JURNAL LENTERA, PARIGI MOUTONG – Kabupaten Parigi Moutong berhasil menembus lima besar daerah dengan realisasi investasi tertinggi di Sulawesi Tengah (Sulteng) pada 2025, setelah mencatat capaian hingga 365,16 persen.
Capaian tersebut menjadi indikator kuat meningkatnya kepercayaan investor terhadap potensi daerah. Sekaligus menempatkan Parigi Moutong sebagai salah satu tujuan investasi yang mulai diperhitungkan di tingkat provinsi.
Wakil Bupati (Wabup) Parigi Moutong, H. Abdul Sahid, mengatakan sinergi informasi, inovasi pelayanan, dan kolaborasi antar daerah menjadi kunci utama dalam mendorong percepatan investasi.
“Sehingga, sinergitas informasi, inovasi dalam pelayanan, serta kolaborasi antar daerah menjadi kunci utama dalam mendorong percepatan investasi,” ujar Abdul Sahid saat membuka rapat koordinasi daerah Dinas Penanaman Modal dan Pelayanan Terpadu Satu Pintu (DPMPTSP) se- Sulteng di auditorium Kantor Bupati Parigi Moutong, Sabtu, 11 April 2026.
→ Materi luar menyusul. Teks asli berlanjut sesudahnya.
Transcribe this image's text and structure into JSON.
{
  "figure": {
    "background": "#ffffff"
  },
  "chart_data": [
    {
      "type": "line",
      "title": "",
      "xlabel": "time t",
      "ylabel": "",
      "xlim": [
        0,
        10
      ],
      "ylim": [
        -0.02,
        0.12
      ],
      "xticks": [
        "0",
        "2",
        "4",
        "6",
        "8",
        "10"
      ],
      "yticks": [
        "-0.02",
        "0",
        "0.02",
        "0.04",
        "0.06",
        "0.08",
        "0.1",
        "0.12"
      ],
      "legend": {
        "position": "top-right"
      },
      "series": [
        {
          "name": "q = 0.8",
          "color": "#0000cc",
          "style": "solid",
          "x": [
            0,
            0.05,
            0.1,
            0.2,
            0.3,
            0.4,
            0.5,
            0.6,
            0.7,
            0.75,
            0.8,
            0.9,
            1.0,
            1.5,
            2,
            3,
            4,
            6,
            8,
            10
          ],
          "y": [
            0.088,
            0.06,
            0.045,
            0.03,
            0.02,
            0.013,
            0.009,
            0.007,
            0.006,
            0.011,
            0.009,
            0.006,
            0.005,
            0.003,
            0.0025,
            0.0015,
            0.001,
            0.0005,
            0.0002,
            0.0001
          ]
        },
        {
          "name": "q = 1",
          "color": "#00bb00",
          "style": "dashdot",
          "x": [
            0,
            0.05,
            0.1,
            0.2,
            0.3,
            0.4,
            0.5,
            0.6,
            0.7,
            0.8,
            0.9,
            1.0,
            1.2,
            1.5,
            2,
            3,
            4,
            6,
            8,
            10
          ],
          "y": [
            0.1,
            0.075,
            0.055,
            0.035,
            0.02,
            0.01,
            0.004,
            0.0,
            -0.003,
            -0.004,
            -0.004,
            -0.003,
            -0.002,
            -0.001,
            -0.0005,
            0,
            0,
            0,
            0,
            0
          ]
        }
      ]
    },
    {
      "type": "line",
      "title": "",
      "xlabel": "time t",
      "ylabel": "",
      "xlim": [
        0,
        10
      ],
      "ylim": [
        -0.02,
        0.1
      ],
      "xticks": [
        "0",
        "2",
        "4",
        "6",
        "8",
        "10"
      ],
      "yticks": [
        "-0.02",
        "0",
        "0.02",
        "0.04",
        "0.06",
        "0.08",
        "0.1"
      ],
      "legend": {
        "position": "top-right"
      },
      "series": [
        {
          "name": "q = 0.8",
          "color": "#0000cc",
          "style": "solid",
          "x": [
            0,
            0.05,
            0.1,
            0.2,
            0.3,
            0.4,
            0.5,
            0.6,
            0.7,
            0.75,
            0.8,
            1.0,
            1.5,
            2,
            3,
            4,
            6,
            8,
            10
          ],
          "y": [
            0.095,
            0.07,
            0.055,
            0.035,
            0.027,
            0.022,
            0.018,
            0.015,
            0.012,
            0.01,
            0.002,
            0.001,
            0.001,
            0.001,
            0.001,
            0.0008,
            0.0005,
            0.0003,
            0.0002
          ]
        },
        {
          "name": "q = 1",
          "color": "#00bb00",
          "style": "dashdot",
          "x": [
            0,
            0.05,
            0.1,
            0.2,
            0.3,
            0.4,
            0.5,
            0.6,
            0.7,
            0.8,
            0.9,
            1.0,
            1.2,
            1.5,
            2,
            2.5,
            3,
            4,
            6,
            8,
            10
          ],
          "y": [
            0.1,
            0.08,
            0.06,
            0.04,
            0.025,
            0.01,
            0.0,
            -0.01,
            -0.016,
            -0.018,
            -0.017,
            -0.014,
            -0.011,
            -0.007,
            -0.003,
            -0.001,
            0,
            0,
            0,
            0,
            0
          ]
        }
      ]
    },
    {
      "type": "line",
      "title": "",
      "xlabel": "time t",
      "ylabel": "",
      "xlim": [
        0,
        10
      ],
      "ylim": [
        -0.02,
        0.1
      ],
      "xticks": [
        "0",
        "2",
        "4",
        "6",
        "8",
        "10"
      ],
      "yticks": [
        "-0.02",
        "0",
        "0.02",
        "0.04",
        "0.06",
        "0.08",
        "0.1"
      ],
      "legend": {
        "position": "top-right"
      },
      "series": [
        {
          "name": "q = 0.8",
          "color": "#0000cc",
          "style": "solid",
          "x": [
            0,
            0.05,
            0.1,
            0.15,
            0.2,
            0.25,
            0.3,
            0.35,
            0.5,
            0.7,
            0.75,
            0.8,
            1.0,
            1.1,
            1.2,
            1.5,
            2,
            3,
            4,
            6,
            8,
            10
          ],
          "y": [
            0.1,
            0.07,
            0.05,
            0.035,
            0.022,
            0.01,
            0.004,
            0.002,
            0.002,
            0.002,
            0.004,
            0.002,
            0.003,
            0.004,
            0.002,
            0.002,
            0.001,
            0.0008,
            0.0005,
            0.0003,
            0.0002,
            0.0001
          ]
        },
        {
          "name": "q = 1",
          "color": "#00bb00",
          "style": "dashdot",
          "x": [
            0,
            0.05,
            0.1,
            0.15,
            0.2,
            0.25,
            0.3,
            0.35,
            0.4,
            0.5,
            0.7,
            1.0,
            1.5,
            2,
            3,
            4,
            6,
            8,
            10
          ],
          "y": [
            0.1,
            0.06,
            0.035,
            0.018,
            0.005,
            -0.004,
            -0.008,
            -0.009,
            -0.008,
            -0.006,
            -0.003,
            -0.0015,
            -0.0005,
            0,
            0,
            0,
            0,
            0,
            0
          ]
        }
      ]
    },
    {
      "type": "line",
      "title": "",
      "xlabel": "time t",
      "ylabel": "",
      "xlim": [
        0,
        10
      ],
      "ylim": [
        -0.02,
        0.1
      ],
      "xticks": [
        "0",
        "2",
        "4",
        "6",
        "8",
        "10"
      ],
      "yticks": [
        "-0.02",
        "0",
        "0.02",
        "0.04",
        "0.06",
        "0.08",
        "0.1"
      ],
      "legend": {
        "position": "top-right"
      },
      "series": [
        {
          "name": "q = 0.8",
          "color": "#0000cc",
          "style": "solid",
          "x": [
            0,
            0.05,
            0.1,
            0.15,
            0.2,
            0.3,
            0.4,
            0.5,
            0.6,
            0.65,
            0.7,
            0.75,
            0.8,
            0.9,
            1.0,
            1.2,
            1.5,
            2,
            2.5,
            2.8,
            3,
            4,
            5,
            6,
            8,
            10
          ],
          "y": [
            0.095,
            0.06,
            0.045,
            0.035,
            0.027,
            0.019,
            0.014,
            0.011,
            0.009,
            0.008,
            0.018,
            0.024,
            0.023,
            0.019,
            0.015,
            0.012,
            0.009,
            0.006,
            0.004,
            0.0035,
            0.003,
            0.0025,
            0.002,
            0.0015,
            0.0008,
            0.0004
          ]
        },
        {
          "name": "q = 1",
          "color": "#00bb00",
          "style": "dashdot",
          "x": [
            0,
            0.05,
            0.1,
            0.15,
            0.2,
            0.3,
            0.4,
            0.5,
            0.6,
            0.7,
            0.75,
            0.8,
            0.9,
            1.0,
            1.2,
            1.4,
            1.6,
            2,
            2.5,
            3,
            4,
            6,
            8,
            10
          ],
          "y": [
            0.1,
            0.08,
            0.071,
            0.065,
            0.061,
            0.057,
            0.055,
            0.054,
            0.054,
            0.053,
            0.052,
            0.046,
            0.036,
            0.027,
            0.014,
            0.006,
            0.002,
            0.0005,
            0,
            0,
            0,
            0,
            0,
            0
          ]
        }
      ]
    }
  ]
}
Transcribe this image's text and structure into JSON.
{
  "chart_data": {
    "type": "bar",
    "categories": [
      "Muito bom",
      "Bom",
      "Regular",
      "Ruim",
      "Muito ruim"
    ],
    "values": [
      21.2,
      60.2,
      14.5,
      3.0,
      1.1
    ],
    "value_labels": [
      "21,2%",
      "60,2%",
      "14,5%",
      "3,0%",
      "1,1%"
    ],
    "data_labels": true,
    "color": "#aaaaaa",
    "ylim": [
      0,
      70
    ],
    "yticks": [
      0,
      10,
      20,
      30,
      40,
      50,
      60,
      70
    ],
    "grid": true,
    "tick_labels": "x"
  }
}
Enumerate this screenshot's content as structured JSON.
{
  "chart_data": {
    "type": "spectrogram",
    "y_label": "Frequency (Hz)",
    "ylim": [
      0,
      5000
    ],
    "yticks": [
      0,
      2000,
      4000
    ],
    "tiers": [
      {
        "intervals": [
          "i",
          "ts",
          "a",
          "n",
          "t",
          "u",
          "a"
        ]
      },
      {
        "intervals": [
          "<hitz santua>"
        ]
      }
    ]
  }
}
Ia lantas menyampaikan apresiasi kepada seluruh peserta rakorda yang hadir di Parigi Moutong, sekaligus menegaskan kesiapan daerahnya menjadi tuan rumah kegiatan strategis tersebut.
“Merupakan sebuah kehormatan bagi kami menjadi tuan rumah dalam kegiatan penting ini, sebagai bagian dari upaya bersama membangun menuju Sulteng Nambaso,” katanya.
Menurutnya, pemerintah daerah tidak lagi cukup hanya mengandalkan potensi, tetapi harus mampu mengelola dan mengemasnya menjadi peluang investasi yang konkret dan berkelanjutan.
Parigi Moutong memiliki potensi besar di sektor pertanian dan perkebunan, perikanan dan kelautan, serta pariwisata berbasis alam dan budaya. Namun, potensi tersebut diakui belum sepenuhnya terkonversi menjadi investasi riil.
“Pemerintah Kabupaten (Pemkab) Parigi Moutong berkomitmen dalam meningkatkan kualitas pelayanan perizinan berusaha serta memperkuat sistem informasi investasi yang terbuka dan terintegrasi, sejalan dengan kebijakan Pemerintah Provinsi (Pemprov) Sulteng,” ungkapnya.
Melalui kegiatan rakorda ini, kata dia, diharapkan lahir langkah-langkah konkret dalam percepatan pelayanan investasi, strategi promosi daerah, serta pemerataan investasi di seluruh wilayah Sulteng.
“Investasi tidak mengenal batas administratif. Sehingga, sinergi antara Pemprov dan kabupaten/kota menjadi kunci keberhasilan pembangunan,” tandasnya.